— Дедушка бережет вольфрам, — словно старому другу, улыбнулась мне новая Вика, видя, с каким усилием я вчитываюсь в корешки бесчисленных книг.
Кабинет Льва Семеновича и правда ярче освещался десятком крупных фотографий русской красавицы в короне кос, чем скудными лампочками казенной рожковой люстры.
— Бабушка, — с грустной улыбкой указала Вика на всех красавиц разом.
— Ее девичья фамилия была Терлецкая? — полуутвердительно спросил я и вкусил минуту неподдельного изумления прелестной хозяйки.
Зато Лев Семенович уселся за двухтумбовый стол Сталина-Яковлева, включил казенную настольную лампу с зеленым абажуром и принялся что-то писать, не обращая на нас ни малейшего внимания. Оживляли его стол двух секретарей лишь массивные огрызки стали, с рваными дырками и без оных.

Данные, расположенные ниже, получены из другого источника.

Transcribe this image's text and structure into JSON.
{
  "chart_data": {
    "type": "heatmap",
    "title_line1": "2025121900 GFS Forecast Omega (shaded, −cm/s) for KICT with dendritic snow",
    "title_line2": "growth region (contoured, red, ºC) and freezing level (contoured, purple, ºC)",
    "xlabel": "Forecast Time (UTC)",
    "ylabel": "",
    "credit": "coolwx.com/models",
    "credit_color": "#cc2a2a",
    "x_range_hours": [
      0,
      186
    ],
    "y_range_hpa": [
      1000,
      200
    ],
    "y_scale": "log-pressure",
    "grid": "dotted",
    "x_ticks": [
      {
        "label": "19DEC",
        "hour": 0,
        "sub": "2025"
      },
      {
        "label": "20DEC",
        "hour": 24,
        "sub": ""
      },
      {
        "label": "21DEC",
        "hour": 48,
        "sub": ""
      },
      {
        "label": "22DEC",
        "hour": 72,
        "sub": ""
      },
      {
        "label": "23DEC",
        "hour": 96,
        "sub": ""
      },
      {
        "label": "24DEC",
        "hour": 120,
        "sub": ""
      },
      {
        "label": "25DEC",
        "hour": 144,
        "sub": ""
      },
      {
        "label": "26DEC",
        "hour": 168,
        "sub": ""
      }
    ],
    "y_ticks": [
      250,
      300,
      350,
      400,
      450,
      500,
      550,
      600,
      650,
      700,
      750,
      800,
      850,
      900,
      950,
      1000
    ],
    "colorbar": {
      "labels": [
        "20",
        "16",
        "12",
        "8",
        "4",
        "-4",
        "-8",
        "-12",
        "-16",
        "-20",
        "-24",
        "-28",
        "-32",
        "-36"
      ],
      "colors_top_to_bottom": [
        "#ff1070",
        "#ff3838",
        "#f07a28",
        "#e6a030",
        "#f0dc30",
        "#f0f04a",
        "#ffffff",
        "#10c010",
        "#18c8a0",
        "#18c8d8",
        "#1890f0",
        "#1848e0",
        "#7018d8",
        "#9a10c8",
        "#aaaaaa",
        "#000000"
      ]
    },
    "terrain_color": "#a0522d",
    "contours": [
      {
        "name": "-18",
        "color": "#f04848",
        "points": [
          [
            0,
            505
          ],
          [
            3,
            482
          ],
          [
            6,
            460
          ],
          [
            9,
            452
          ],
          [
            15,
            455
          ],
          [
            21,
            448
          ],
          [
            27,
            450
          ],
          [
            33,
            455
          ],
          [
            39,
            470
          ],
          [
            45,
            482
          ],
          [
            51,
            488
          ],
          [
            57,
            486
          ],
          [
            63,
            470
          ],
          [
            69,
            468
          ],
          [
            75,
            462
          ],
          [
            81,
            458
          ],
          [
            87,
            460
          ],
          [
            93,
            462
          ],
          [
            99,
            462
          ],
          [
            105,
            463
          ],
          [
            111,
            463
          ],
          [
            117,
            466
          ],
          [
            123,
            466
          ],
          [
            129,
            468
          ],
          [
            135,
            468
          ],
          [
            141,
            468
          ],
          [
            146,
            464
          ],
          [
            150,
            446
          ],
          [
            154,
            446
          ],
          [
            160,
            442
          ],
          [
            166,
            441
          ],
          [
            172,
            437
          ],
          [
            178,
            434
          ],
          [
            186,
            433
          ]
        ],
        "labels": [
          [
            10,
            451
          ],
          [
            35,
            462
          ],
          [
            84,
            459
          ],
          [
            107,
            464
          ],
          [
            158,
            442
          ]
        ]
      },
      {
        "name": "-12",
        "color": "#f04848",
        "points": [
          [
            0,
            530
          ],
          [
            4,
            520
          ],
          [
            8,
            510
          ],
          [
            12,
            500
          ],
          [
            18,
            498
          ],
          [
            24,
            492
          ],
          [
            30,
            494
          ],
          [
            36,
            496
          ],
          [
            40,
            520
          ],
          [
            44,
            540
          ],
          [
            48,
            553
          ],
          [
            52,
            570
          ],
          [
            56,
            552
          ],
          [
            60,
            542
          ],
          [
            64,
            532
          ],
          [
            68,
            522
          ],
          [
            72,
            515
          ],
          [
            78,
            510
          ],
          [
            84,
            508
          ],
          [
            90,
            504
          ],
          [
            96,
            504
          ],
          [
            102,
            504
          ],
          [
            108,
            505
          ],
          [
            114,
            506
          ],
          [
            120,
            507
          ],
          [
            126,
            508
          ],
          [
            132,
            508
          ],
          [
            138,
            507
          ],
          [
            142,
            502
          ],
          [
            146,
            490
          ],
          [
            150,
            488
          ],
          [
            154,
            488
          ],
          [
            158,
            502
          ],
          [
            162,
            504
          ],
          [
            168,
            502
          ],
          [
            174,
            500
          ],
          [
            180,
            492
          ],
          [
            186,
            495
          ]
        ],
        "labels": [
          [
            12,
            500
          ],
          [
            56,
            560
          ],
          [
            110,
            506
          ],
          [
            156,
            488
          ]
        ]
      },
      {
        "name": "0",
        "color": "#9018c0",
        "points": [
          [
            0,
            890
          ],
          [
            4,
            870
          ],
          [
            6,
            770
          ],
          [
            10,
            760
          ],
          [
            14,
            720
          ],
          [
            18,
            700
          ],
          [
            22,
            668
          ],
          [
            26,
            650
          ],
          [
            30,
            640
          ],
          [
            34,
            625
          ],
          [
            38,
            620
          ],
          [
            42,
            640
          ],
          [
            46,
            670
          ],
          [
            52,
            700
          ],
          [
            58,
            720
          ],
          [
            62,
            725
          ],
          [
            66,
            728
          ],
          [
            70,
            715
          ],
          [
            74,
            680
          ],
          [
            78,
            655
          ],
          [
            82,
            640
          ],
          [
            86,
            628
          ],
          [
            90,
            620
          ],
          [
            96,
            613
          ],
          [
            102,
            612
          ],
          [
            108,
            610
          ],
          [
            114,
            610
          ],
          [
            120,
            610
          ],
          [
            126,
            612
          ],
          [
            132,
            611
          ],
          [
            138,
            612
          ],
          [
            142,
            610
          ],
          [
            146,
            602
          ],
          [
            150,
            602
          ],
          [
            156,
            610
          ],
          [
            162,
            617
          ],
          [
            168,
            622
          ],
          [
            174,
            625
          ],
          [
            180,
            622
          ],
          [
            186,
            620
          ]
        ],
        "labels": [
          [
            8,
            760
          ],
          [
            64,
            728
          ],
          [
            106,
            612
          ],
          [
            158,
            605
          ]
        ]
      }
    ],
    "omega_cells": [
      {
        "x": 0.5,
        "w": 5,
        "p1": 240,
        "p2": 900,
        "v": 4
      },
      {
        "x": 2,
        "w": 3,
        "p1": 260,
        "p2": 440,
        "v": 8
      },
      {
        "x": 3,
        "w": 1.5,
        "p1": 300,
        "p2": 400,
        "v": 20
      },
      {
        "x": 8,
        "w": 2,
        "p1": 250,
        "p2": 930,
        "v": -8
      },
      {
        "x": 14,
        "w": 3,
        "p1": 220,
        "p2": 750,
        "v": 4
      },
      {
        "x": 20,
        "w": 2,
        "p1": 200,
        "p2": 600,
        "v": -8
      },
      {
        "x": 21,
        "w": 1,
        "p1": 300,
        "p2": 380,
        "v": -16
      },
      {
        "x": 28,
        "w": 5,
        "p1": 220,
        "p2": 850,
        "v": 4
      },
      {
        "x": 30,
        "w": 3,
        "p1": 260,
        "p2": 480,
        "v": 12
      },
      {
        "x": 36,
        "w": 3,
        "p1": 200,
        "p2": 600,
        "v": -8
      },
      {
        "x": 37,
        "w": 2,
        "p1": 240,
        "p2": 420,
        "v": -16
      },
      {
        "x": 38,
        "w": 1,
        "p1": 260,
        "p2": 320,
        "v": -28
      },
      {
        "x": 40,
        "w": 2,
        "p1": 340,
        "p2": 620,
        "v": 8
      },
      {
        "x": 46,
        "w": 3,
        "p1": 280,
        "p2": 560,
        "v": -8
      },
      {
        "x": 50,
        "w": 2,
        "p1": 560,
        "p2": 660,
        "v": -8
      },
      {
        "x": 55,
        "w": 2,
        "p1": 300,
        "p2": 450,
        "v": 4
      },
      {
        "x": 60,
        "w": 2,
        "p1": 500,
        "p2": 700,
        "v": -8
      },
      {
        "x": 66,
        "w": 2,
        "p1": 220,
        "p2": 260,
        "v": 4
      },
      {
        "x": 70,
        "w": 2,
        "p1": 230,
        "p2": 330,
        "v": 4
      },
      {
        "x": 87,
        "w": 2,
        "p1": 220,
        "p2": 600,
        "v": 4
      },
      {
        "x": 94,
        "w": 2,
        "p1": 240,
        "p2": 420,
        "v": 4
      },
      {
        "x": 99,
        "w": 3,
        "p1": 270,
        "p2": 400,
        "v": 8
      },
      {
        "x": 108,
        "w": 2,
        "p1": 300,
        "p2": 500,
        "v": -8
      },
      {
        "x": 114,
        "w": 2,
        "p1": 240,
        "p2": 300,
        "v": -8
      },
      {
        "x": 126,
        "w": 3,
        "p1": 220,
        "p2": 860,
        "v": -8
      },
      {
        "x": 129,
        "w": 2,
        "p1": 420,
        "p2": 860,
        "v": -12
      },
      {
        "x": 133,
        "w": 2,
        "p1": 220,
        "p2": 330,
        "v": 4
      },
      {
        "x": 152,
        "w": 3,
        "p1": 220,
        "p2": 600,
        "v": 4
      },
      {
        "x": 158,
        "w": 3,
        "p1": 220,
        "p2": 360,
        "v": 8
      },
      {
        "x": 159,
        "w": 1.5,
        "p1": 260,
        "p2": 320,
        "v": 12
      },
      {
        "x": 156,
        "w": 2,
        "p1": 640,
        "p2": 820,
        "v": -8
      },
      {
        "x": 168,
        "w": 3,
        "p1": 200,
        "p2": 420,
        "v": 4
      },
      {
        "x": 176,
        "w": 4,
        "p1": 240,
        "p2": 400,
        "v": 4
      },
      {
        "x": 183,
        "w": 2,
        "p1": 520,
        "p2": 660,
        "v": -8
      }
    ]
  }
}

Самый тяжелый огрызок черной брони придавливал стопку дешевых канцелярских папок вроде той, в которой тень моего отца когда-то вручила мне роковую рукопись.
— Дедушка пишет историю советской металлургии, — грустно и ласково улыбнулась мне Вика (чем бы, мол, дитя ни тешилось…) уже на кухне, просторной, тоже темноватой и не очень уютной, как всякое помещение, где нет ничего лишнего.
Однако новая Вика была тронута, когда я ответил вполне серьезно:
— Кому же и писать историю, как не тем, кто ее творил.
И она уже ждала, чтобы я снова вступился за выжившего из ума любимого дедушку, когда спросила как бы сама себя:
— Когда он делал свою броню, неужели он верил в коммунизм?..
И я пробормотал тоже как бы сам себе: “Во что верит футболист, когда выходит один на один с вратарем?..”
Я понял: лучший способ сродниться с человеком — изучить его родословную. И лучший способ сроднить его с собой — показать, что его родословная тебе дорога. А если ты ее еще и приукрасишь, приврешь, что дед твоей собеседницы, рискуя собственной жизнью, когда-то спас жизнь твоему отцу, отказавшись подвергать его пыткам… И припишешь року, а не хаосу вашу встречу, о коей ты якобы давно грезил, ибо ты обожаешь семьи, в истории которых сосредоточивается история страны. Я лгал так легко и вдохновенно вовсе не потому, что выполнял завет отца стереть правду о его следователе, — нет, я лгал, чтобы доставить радость угощавшему меня чаем с маковыми сушками хрупкому неземному созданию, в лазурном взоре которого читалась небесная чистота. Что бы, интересно, сказал отец, если бы увидел, какая нежная дружба завязывается у меня с внучкой его губителя?.. Хороший ход для мыльной оперы.